Wednesday, June 20, 2012

The importance of your metadata

I partook of a webinar today presented by BePress (Berkeley Electronic Press) and Google Scholar. Ann Taylor moderated the session and Darcy Dapra, Partner Manager, Google Scholar, provided 45 minutes of engaging talk about the way bots browse and index materials on the web, particularly institutional repository indexing with Google Scholar bots to make the materials accessible in the Scholar searches.

The session was informative about the basic technology behind web crawling and focused on using appropriate metadata to maximize efficiencies for crawlers. The methodology behind excellent web search services involves three steps: Crawling, Indexing and Ranking.

Crawling is typically done by the GS bots in parallel, meaning that a pool of sites is created and then simultaneous search-retrieve-analysis is performed. Bots are interrupted in their automated work by running into non-navigable Javascripting or POST data in URLs. File organization is also important to efficient crawling. Non-linear (exponential) browsing is faster than linear (list) browsing. To address these problems it is recommended that file organization and links are structured so that HTML HREF links are used without POST information AND articles to be indexed are only two layers in from the homepage.

Indexing the documents requires  excellent metadata. Indexing is interrupted or made weak when:
  • sufficient bibliographic metadata cannot be identified
  • selected metadata schema does not provide enough relevant detail
  • included data is incorrect or incomplete
  • documents are partitioned per outdated structure and size guidelines, such as those intended to speed download times
General purpose schemas allow all things to be described, but not all things are described well with these schemas. Scholarly articles need:
  1. Journal, volume, issue and page number
  2. ISSN
  3. Publication date
  4. Monographic series info for conference proceedings, etc. (ISBN)

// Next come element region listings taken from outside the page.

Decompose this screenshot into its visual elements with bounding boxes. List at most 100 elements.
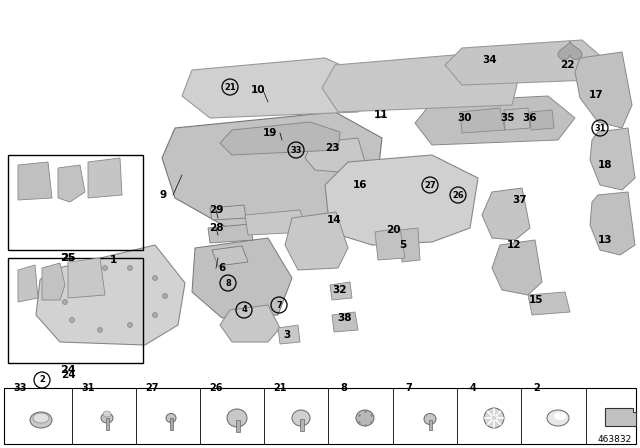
- Text: 25: 25: [61, 253, 76, 263]
- Polygon shape: [400, 228, 420, 262]
- Text: 1: 1: [109, 255, 116, 265]
- Ellipse shape: [547, 410, 569, 426]
- Polygon shape: [322, 52, 520, 112]
- Text: 31: 31: [594, 124, 606, 133]
- Text: 10: 10: [251, 85, 265, 95]
- Text: 21: 21: [273, 383, 287, 393]
- Polygon shape: [42, 263, 65, 300]
- Circle shape: [152, 276, 157, 280]
- Polygon shape: [88, 158, 122, 198]
- Polygon shape: [375, 228, 405, 260]
- Text: 35: 35: [500, 113, 515, 123]
- Polygon shape: [575, 52, 632, 128]
- Polygon shape: [460, 108, 505, 133]
- Text: 23: 23: [324, 143, 339, 153]
- Text: 2: 2: [39, 375, 45, 384]
- Bar: [236, 420, 239, 432]
- Text: 16: 16: [353, 180, 367, 190]
- Text: 6: 6: [218, 263, 226, 273]
- Text: 38: 38: [338, 313, 352, 323]
- Text: 30: 30: [458, 113, 472, 123]
- Polygon shape: [58, 165, 85, 202]
- Text: 32: 32: [333, 285, 348, 295]
- Text: 27: 27: [145, 383, 159, 393]
- Polygon shape: [332, 312, 358, 332]
- Polygon shape: [210, 205, 246, 220]
- Polygon shape: [330, 282, 352, 300]
- Text: 28: 28: [209, 223, 223, 233]
- Polygon shape: [212, 246, 248, 266]
- Polygon shape: [415, 96, 575, 145]
- Polygon shape: [530, 110, 554, 130]
- Ellipse shape: [356, 410, 374, 426]
- Circle shape: [70, 318, 74, 323]
- Text: 5: 5: [399, 240, 406, 250]
- Polygon shape: [590, 192, 635, 255]
- Bar: [8, 258, 143, 363]
- Text: 7: 7: [406, 383, 412, 393]
- Text: 22: 22: [560, 60, 574, 70]
- Ellipse shape: [103, 411, 111, 417]
- Text: 2: 2: [534, 383, 540, 393]
- Polygon shape: [528, 292, 570, 315]
- Bar: [4, 388, 636, 444]
- Text: 18: 18: [598, 160, 612, 170]
- Text: 7: 7: [276, 301, 282, 310]
- Text: 29: 29: [209, 205, 223, 215]
- Circle shape: [102, 266, 108, 271]
- Polygon shape: [36, 245, 185, 345]
- Text: 19: 19: [263, 128, 277, 138]
- Ellipse shape: [166, 414, 176, 422]
- Ellipse shape: [30, 412, 52, 428]
- Text: 21: 21: [224, 82, 236, 91]
- Polygon shape: [192, 238, 292, 318]
- Text: 13: 13: [598, 235, 612, 245]
- Bar: [170, 418, 173, 430]
- Polygon shape: [285, 212, 348, 270]
- Text: 8: 8: [225, 279, 231, 288]
- Circle shape: [97, 327, 102, 332]
- Text: 26: 26: [452, 190, 464, 199]
- Text: 27: 27: [424, 181, 436, 190]
- Polygon shape: [182, 58, 370, 118]
- Polygon shape: [305, 138, 365, 173]
- Polygon shape: [162, 112, 382, 228]
- Circle shape: [77, 277, 83, 283]
- Polygon shape: [68, 258, 105, 298]
- Text: 24: 24: [60, 365, 76, 375]
- Text: 33: 33: [13, 383, 27, 393]
- Bar: [429, 420, 431, 430]
- Bar: [300, 419, 303, 431]
- Circle shape: [152, 313, 157, 318]
- Polygon shape: [220, 305, 280, 342]
- Text: 4: 4: [241, 306, 247, 314]
- Text: 463832: 463832: [598, 435, 632, 444]
- Polygon shape: [18, 162, 52, 200]
- Text: 3: 3: [284, 330, 291, 340]
- Ellipse shape: [554, 412, 566, 420]
- Polygon shape: [492, 240, 542, 295]
- Bar: [106, 418, 109, 430]
- Text: 20: 20: [386, 225, 400, 235]
- Text: 17: 17: [589, 90, 604, 100]
- Circle shape: [484, 408, 504, 428]
- Polygon shape: [18, 265, 38, 302]
- Text: 33: 33: [291, 146, 301, 155]
- Circle shape: [163, 293, 168, 298]
- Text: 15: 15: [529, 295, 543, 305]
- Text: 4: 4: [470, 383, 476, 393]
- Polygon shape: [590, 128, 635, 190]
- Bar: [8, 155, 143, 250]
- Ellipse shape: [292, 410, 310, 426]
- Polygon shape: [445, 40, 605, 85]
- Circle shape: [127, 266, 132, 271]
- Text: 14: 14: [326, 215, 341, 225]
- Circle shape: [127, 323, 132, 327]
- Polygon shape: [278, 325, 300, 344]
- Polygon shape: [482, 188, 530, 240]
- Text: 37: 37: [513, 195, 527, 205]
- Polygon shape: [504, 108, 530, 130]
- Text: 26: 26: [209, 383, 223, 393]
- Text: 12: 12: [507, 240, 521, 250]
- Text: 9: 9: [159, 190, 166, 200]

Best practices for metadata include using full author identification, without abbreviations, full institutional names to avoid confusing one for another, using complete documents in one file (no partitions), and relying on direct links without intervening registration or copyright acceptance pages. Redirects should be used, HTTP 301 in particular, and should remain in place for at least 12 months after site migrations as this can be read by a crawler to remove the page URL from its index.

Ranking methodologies were not discussed in the time I was on the webinar call.

The above information is likely basic for most readers, and yet it served to bring me back in the loop on the basics of crawling and metadata reading by those crawlers. As our institution continues work on its own institutional repository, it is important for me to have this understanding.  We are in the process of interviewing candidates for a metadata librarian position. I hope this review can help others to find a foundation to building their own understanding of the importance of appropriate metadata.

For additional information, the speaker suggested a review of the About Google Scholar pages as a starting point.